Baptista Bastos, hoje, no DN.
«As peripécias da revolução portuguesa sempre tiveram características incomuns. A via original para o socialismo foi um estribilho mais do que um conceito. Até hoje ninguém conseguiu descobrir qual a natureza dessa originalidade. Era uma época em que se bebia em excesso e quase tudo era permitido ou aceito com benigna complacência. Zeca Afonso comentava, irónico, que o álcool era, afinal, a via original para o nosso socialismo.

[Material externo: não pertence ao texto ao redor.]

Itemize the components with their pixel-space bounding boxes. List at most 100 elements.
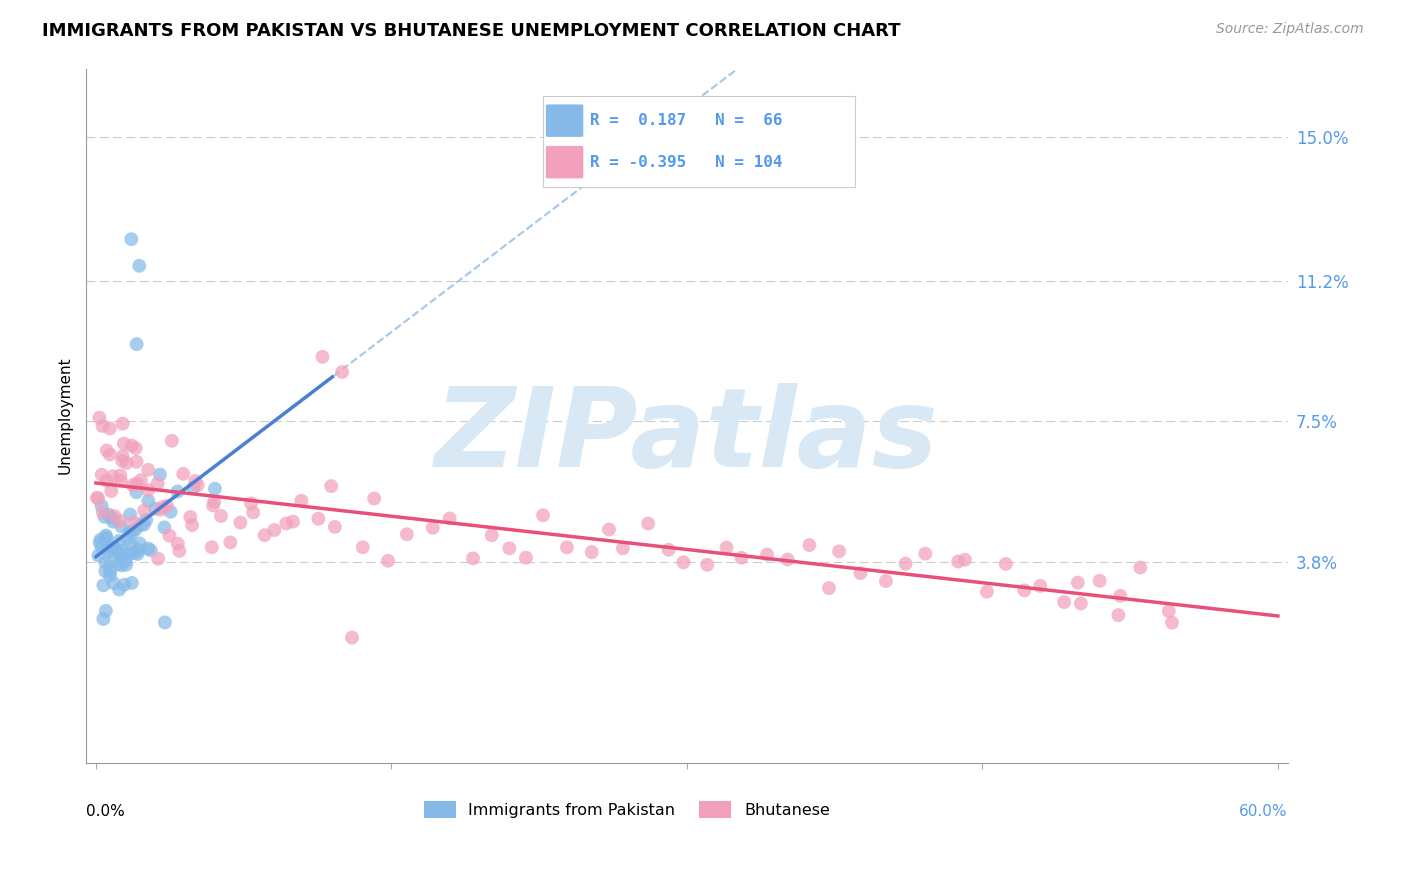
Point — [120, 508, 142, 522]
Point — [120, 232, 142, 246]
Point — [124, 441, 146, 455]
Point — [97, 508, 120, 522]
Point — [103, 541, 125, 555]
Point — [110, 468, 132, 483]
Point — [104, 544, 127, 558]
Point — [125, 476, 148, 491]
Point — [202, 499, 225, 513]
Point — [94, 604, 117, 618]
Point — [87, 491, 110, 506]
Point — [169, 544, 191, 558]
Point — [1014, 583, 1036, 598]
Point — [229, 516, 252, 530]
Point — [976, 584, 998, 599]
Point — [799, 538, 821, 552]
Point — [1070, 597, 1092, 611]
Point — [481, 528, 503, 542]
Point — [132, 503, 155, 517]
Point — [307, 512, 329, 526]
Point — [894, 557, 917, 571]
Point — [730, 550, 752, 565]
Point — [121, 439, 143, 453]
Point — [94, 530, 117, 544]
Point — [96, 532, 118, 546]
Point — [120, 546, 142, 560]
Point — [1088, 574, 1111, 588]
Point — [150, 500, 173, 515]
Point — [128, 536, 150, 550]
Point — [111, 543, 134, 558]
Point — [352, 541, 374, 555]
Point — [242, 505, 264, 519]
Point — [115, 456, 138, 470]
Point — [555, 541, 578, 555]
Point — [598, 523, 620, 537]
Point — [124, 515, 146, 529]
Point — [311, 350, 333, 364]
Point — [181, 518, 204, 533]
Point — [1161, 615, 1184, 630]
Point — [139, 543, 162, 558]
Point — [181, 481, 204, 495]
Point — [498, 541, 520, 556]
Point — [128, 259, 150, 273]
Point — [637, 516, 659, 531]
Point — [110, 558, 132, 573]
Point — [96, 474, 118, 488]
Point — [156, 499, 179, 513]
Point — [914, 547, 936, 561]
Point — [377, 554, 399, 568]
Point — [132, 517, 155, 532]
Point — [90, 467, 112, 482]
Point — [98, 448, 121, 462]
Point — [166, 536, 188, 550]
Point — [1129, 560, 1152, 574]
Point — [110, 474, 132, 488]
Point — [1109, 589, 1132, 603]
Point — [93, 509, 115, 524]
Point — [184, 474, 207, 488]
Point — [91, 419, 114, 434]
Text: IMMIGRANTS FROM PAKISTAN VS BHUTANESE UNEMPLOYMENT CORRELATION CHART: IMMIGRANTS FROM PAKISTAN VS BHUTANESE UN… — [42, 22, 901, 40]
Legend: Immigrants from Pakistan, Bhutanese: Immigrants from Pakistan, Bhutanese — [418, 795, 837, 824]
Point — [219, 535, 242, 549]
Point — [756, 548, 779, 562]
Point — [129, 517, 152, 532]
Point — [658, 542, 681, 557]
Point — [461, 551, 484, 566]
Point — [111, 454, 134, 468]
Point — [129, 473, 152, 487]
Point — [672, 555, 695, 569]
Point — [111, 417, 134, 431]
Point — [87, 549, 110, 563]
Point — [107, 557, 129, 571]
Point — [125, 455, 148, 469]
Point — [127, 547, 149, 561]
Point — [100, 555, 122, 569]
Point — [121, 576, 143, 591]
Point — [96, 443, 118, 458]
Point — [828, 544, 851, 558]
Point — [143, 501, 166, 516]
Point — [91, 612, 114, 626]
Point — [91, 505, 114, 519]
Point — [110, 514, 132, 528]
Point — [115, 558, 138, 572]
Point — [1029, 579, 1052, 593]
Point — [515, 550, 537, 565]
Point — [204, 482, 226, 496]
Point — [101, 511, 124, 525]
Point — [149, 467, 172, 482]
Point — [166, 484, 188, 499]
Point — [124, 523, 146, 537]
Point — [90, 499, 112, 513]
Point — [330, 365, 353, 379]
Point — [121, 478, 143, 492]
Text: ZIPatlas: ZIPatlas — [434, 383, 939, 490]
Point — [91, 578, 114, 592]
Point — [849, 566, 872, 581]
Point — [239, 496, 262, 510]
Point — [111, 449, 134, 463]
Point — [103, 576, 125, 591]
Point — [90, 541, 112, 555]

O PREC constituiu mais do que um acrónimo: foi um modo de se tentar ludibriar a História e uma maneira, um pouco louca, um pouco ingénua de se viver a vida. Até então, as coisas eram direitinhas, brunidas, organizadas em esquadrias. Falava-se baixinho, escrevia-se baixinho, amava-se baixinho.
Julgávamos ter estilhaçado o que fora medonha punição, e que éramos os donos do nosso destino. Foi quando uma marcha de José Mário Branco nos reenviou para a realidade: "Qual é a tua, ó meu / andares a dizer quem manda aqui sou eu?!" Todas as festas acabam em melancolia. A nossa fechou em carácter fúnebre. E nunca parou de assim ser, com breves intervalos cómicos. Abstenho-me de os mencionar, por evidentes. Os protagonistas foram promovidos.
De tropeção em tropeção, chegámos a isto. (…)
Tanto o PS quanto o PSD ou a tal coligação, antevista mas já vista, têm liquidado a nossa força e tripudiado sobre a nossa soberania. Não estão interessados nessas minudências. E nós vamo-los aceitando, com a benevolência indolente, que parece ser a marca de um mau fado e de uma inevitabilidade.»
...
3 comments:
Pena que BB ao dizer umas verdades bem ditas, resuma as culpas a uma coisa abstrata: dois partidos políticos sem nome.
Por isso continuamos na mesma há tantos anos.
A culpa tambem é de quem escreve em Portugal, e de quem lê.
Sem nome?
O facto de terem nome não deixam de ser uma coisa abstrata.
É o que pretendo dizer.
E tudo que é abstrato, não se pode apertar o pescoço.
E os escritores e leitores precisam de apertar o pescoço a algo de concreto.